There are other areas, however, where existing access laws are clearly defective and fall well short of the degree of protection for the individual under the DPA.

Appeals

The most notable of these is the lack of an independent appeals mechanism under several sets of Regulations. Thus:

• social work records - appeal is to an ad hoc committee of three councillors of the local authority, one of whom may be a member of the social services committee (22)

• housing records - appeal is, at the discretion of the authority, either to a meeting of the full authority or to an unspecified number of councillors who took no part in the original decision (23)
• school records - appeal is to the school's governing body (24)

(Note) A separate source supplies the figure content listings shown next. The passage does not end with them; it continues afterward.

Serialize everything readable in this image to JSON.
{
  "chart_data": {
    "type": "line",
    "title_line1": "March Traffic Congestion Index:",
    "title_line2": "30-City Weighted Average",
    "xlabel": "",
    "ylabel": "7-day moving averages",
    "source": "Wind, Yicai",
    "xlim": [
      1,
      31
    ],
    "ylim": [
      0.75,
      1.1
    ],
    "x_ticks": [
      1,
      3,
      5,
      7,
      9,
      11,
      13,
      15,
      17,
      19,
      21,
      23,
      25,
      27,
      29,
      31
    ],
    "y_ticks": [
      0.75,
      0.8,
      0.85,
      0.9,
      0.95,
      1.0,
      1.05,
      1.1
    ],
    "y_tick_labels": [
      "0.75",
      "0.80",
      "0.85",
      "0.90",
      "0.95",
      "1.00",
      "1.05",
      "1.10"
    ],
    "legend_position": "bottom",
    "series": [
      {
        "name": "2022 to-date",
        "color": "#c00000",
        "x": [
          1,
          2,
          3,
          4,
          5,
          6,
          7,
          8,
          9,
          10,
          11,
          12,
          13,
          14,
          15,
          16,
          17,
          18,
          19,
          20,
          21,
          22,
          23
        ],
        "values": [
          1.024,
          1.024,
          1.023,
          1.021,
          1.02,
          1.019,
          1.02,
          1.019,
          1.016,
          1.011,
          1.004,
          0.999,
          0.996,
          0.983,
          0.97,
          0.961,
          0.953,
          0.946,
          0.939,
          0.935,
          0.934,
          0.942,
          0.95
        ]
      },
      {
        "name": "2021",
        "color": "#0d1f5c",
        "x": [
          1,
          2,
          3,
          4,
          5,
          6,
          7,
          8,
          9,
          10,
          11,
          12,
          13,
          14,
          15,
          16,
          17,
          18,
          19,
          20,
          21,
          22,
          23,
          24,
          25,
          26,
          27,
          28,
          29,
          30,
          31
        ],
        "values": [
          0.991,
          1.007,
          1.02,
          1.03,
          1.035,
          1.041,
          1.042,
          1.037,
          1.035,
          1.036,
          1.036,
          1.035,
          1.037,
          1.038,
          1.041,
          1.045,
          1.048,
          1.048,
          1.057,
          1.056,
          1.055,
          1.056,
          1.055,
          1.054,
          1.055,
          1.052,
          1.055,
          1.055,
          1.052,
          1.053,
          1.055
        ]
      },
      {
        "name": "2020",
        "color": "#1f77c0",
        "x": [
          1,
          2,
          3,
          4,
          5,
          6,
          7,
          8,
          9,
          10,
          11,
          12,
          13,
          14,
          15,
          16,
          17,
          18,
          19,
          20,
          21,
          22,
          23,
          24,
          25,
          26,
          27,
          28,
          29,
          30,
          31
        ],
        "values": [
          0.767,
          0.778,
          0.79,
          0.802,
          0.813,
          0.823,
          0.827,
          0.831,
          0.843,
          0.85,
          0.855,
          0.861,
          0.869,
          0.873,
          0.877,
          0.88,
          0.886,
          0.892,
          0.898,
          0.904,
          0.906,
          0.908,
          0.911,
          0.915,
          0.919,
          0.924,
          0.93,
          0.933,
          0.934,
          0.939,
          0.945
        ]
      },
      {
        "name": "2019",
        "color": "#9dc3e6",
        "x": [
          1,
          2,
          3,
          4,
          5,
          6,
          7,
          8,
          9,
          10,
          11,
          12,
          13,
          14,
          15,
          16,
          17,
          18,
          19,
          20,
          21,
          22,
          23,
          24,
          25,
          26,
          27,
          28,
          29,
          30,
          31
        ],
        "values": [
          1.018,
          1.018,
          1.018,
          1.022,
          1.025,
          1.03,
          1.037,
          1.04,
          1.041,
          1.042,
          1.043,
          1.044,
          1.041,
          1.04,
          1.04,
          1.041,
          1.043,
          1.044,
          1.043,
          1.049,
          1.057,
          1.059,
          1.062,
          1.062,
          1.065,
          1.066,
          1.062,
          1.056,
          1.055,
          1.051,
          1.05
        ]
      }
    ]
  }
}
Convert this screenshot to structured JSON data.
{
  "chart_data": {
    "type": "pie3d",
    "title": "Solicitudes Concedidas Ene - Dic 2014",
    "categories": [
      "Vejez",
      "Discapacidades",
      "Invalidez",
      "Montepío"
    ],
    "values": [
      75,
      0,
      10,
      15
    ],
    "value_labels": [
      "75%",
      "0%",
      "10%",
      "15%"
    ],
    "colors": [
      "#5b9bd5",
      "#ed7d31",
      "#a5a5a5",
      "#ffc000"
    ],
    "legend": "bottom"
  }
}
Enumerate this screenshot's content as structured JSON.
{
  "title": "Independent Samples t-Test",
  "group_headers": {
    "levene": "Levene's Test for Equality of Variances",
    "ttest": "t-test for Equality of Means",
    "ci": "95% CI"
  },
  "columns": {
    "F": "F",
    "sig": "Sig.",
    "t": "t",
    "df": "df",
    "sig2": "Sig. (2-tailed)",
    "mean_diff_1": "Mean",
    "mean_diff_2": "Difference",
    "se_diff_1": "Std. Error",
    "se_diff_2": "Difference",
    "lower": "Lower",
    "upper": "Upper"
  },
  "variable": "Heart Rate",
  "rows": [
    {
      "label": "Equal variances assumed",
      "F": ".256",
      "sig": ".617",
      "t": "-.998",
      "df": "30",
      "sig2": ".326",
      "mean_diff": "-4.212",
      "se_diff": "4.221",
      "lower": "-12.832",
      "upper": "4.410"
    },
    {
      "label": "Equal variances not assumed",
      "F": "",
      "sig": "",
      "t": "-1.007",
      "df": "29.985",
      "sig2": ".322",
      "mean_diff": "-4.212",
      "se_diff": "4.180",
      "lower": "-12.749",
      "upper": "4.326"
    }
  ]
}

These procedures are all grossly defective. They permit a complaint to be dealt with by persons who cannot be assumed to be impartial and who may have an interest in protecting the body from embarrassment, criticism or legal challenge. We consider that whatever appeals mechanism is introduced in implementing the Directive should apply to all personal records, including social work, housing and school records. Another unnecessary requirement applying to manual social work and housing records is that any appeal must be made within 28 days of the decision complained of - a restriction not found in the DPA .

Exemptions

If a health professional wishes to withhold information that is potentially damaging to the patient's health from a medical record to which the DPA applies, the health professional must, in the case of a computerised record, be able to show that disclosure "would be likely to cause serious harm to the...data subject"  (25)  This is an objective test. If the same health professional wishes to withhold information from the patient's manual record the test is that the record "in the opinion of the holder of the record would disclose...information likely to cause serious harm..."  (26)  This is a subjective test, which makes the decision almost impossible to challenge, except where it is demonstrably taken on grounds unrelated to any concern for the patient's health. We hope that such unjustifiably wide exemptions will be remedied by the new legislation.

The Directive permits the data user to provide an applicant with the data held on him "in an intelligible form". (27)  This is considerably less satisfactory than the present right, under the DPA, to be provided with a precise copy of the data held, with an additional explanation of any unintelligible terms. (28)  Individuals must be entitled to a copy of the data held on them in precisely the form in which it is held. Rewriting it, so as to make it "intelligible" would provide an opportunity, irresistible to many data users, to suppress data. It would also be inconsistent with existing rights of access to manual files and with the 'Open Government' White Paper proposals on access to personal files, which proposed a right of "access to the documents or papers - or more specifically to copies of documents or papers, with exempted material edited out as necessary". (29)

Under the Directive data subjects will be entitled to be informed of "any available information" about the sources from which information about them have been obtained. Referring to this, the consultation document states "Use of the word 'available' indicates that controllers need not go out of their way to find this information if they do not already have it". (30)  This comment should apply only to data obtained before the Directive is implemented. Once the Directive is in force data users should be required to record the sources from which data is obtained.